Guillaume Jacquemart, President of Transports IDELOT and Board Member of OTRE, puts concrete figures on the crisis. Since the end of February, diesel prices have risen by €0.60 to €0.65 per litre (excluding tax). For a fleet of around 20 trucks, like his company based in the Oise region and specializing in public works, this represents an additional €25,000 in just one month. "We’ve been living in a ‘permacrisis’ for five years. Cash flow and margins have been eroding for over five years now."
The urgency lies in both liquidity and cost pass-through. On the shipper side, responses remain mixed: some clients, particularly in construction, are locked into long-term fixed-price contracts. As a result, the value chain absorbs the shock without being able to pass it downstream.
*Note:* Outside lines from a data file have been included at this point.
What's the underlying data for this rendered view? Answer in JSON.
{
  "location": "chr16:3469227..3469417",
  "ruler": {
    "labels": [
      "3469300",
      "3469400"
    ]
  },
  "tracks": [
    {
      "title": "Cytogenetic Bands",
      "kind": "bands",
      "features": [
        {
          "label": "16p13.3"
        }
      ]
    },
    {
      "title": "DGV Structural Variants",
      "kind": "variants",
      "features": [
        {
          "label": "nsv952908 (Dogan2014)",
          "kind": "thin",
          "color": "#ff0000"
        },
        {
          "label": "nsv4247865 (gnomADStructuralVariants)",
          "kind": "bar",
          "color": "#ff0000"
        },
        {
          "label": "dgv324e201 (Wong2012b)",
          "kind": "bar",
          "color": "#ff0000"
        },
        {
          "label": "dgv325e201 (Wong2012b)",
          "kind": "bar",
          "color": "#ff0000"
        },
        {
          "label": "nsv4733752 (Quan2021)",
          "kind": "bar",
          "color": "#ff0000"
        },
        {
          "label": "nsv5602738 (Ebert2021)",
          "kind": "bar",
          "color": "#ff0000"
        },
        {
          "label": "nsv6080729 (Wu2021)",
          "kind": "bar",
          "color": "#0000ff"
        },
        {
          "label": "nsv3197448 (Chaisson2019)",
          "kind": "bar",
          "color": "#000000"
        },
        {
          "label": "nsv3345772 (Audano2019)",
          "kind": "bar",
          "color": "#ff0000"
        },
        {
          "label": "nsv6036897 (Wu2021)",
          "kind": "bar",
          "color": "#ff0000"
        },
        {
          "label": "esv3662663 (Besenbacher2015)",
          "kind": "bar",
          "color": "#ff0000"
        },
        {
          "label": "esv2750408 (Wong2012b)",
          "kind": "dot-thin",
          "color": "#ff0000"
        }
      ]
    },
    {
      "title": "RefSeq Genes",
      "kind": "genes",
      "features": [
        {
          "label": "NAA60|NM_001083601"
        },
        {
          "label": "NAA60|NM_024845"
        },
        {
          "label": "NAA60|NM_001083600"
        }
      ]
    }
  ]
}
Road freight transport: support measures deemed insufficient
In response, the French government announced several measures: a €500 flat-rate subsidy per tractor unit (degressive depending on vehicle type), a fuel loan via Bpifrance, and a fleet electrification plan.However, for Guillaume Jacquemart, these measures are neither sufficient nor timely. Three weeks after the announcements, none had yet been implemented.
The Bpifrance loan, in particular, is heavily criticized: offered at relatively high interest rates, it forces some companies to subscribe under pressure, potentially worsening already fragile financial situations. The sector’s priority is clear: unlock support measures, quickly.
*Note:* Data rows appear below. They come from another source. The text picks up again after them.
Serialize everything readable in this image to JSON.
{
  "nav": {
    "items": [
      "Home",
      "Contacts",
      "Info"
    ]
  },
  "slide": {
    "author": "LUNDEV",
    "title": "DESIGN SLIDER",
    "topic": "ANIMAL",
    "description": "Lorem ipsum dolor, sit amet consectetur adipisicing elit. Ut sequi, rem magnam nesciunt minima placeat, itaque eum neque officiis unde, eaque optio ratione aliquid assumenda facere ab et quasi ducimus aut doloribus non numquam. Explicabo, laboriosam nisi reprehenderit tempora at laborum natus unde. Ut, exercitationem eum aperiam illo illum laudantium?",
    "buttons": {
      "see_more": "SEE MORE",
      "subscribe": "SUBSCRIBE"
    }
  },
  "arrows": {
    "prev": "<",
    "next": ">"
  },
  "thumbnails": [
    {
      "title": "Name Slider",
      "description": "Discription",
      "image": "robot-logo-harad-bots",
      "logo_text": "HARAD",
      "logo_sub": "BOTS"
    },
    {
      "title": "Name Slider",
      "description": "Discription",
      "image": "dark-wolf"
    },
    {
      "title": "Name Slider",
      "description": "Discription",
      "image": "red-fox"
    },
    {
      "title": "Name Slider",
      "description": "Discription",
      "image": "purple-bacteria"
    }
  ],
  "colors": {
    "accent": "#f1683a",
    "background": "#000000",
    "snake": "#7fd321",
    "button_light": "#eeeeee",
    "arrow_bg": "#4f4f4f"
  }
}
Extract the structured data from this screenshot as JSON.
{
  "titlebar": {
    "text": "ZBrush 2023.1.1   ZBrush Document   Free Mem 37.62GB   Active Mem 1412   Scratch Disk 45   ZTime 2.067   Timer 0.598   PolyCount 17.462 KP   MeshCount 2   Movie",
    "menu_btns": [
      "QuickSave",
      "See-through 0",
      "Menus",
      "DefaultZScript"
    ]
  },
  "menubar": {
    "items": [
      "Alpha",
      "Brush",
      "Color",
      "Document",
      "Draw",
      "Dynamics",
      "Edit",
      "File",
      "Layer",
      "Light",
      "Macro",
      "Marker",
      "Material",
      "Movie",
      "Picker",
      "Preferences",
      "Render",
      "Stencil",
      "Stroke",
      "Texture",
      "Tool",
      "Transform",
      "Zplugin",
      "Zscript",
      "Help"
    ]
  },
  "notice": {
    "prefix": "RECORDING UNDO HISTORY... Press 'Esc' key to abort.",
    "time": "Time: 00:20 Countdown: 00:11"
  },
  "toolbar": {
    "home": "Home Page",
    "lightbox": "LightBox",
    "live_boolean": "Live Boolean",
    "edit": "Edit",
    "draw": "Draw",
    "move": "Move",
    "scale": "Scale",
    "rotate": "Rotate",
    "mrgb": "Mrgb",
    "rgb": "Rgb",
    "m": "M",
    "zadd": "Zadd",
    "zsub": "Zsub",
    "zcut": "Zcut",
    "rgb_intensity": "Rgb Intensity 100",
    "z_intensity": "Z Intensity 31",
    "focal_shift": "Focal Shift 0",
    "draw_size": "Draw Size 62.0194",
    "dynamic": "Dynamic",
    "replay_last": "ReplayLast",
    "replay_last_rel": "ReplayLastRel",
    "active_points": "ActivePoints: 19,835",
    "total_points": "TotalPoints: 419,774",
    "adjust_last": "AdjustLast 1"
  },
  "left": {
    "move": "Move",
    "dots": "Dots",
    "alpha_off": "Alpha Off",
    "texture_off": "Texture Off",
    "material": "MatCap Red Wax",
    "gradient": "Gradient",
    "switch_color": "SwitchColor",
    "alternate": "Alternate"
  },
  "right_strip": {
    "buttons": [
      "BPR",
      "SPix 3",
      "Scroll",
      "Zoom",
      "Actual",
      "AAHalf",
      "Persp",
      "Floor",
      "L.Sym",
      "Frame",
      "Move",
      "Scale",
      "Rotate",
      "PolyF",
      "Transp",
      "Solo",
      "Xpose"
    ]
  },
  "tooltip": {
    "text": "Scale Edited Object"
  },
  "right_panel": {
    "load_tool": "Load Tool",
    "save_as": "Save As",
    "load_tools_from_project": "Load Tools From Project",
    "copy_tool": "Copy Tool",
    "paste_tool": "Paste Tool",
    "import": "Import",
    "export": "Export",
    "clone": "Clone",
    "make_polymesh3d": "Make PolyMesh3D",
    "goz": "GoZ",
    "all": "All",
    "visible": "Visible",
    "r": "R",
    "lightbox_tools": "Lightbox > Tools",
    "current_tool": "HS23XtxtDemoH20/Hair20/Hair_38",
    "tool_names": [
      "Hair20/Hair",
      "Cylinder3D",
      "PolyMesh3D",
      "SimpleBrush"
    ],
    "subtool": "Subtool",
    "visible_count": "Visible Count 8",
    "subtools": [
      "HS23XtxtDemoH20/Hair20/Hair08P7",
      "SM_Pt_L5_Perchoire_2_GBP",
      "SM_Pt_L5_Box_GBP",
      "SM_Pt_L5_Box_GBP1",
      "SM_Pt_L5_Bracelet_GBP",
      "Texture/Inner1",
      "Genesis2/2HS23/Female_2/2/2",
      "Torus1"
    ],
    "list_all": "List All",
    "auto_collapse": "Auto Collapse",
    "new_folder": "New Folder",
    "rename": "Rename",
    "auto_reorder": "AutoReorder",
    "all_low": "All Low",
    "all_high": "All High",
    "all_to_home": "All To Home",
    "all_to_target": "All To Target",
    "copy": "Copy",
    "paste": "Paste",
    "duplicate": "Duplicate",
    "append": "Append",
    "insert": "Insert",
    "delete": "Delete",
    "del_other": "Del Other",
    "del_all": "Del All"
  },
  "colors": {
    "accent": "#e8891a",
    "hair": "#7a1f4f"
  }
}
The industrial vehicle sector also under strain
The crisis is not limited to transport operators. It affects the entire industrial vehicle value chain.
Philippe Sandrin, President of TIB and member of FFC Équipements et Véhicules, illustrates this from Normandy. As a bodybuilder manufacturer specializing in ambulances and special vehicles, he already faced a difficult 2025, with a 30% drop in light commercial vehicle registrations, before being hit by a sharp increase in raw material costs. "We are seeing increases of 15% to 30% on raw materials. Sandwich panels, aluminium, steel sheets, beams—everything has risen abnormally."
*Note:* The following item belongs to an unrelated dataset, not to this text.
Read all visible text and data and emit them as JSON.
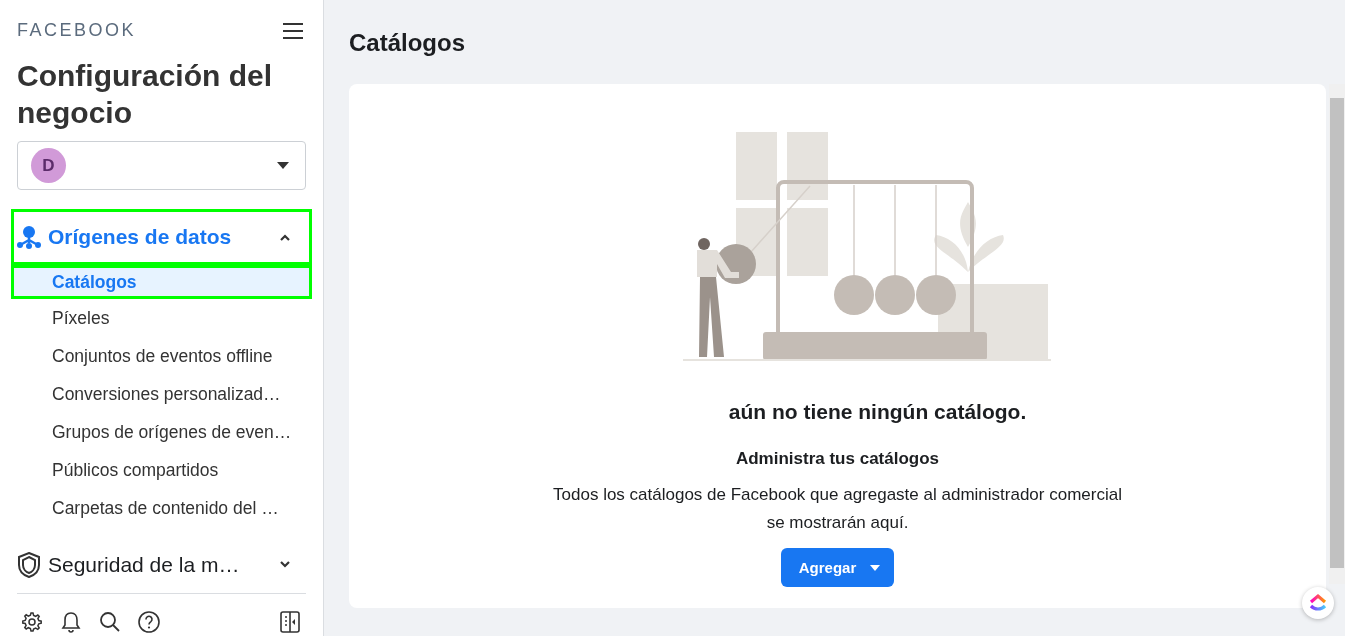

To cope, he has adopted a pre-purchasing strategy: securing six months’ worth of raw materials to mitigate both shortages and further price hikes. A decision that requires strong cash flow, something many companies no longer have.
Industrial vehicles: price pressure eroding margins
The paradox is stark: in a highly competitive environment, bodybuilders cannot pass on cost increases without risking losing contracts. Worse still, in public tenders, price is once again taking precedence over environmental and quality criteria. "I’m seeing tenders where price accounts for 70% of the score again. I hadn’t seen that in 15 years." , says Philippe Sandrin. A concerning regression for the sector.
Energy mix: the only sustainable path forward?
All speakers agree: there is no short-term miracle solution. The response must be structural and lies in diversifying the energy mix. France has a strong comparative advantage with its decarbonized nuclear energy, which must be fully leveraged. "In economics, the key word is diversification. And now is the time to use our comparative advantages", says Anne-Sophie Alsif.
While electrification is a serious pathway for heavy-duty vehicles, it is not the only one. Hydrogen, heavily invested in by China, also remains a key area to watch. What is certain, according to Philippe Sandrin, is that reducing energy consumption is no longer optional: "We have no choice. We must move toward electric chassis, because electricity will prevail over oil."
SOLUTRANS+: a collaborative tool to navigate the crisis together
The webinar also introduced SOLUTRANS+, a new application dedicated to the industrial and urban vehicle sector, set to launch on June 1.
Patrick Cholton, President of SOLUTRANS, outlined its ambition: a free tool designed not as a passive information channel, but as a true collaborative hub for the entire industry."From drivers to business leaders, this application must become the sector’s reference tool."
Features will include real-time raw material prices (aluminium, steel, copper, rubber), currency tracking, regulatory updates as soon as they are published in Brussels, sector studies, and access to a database of tens of thousands of industry contacts.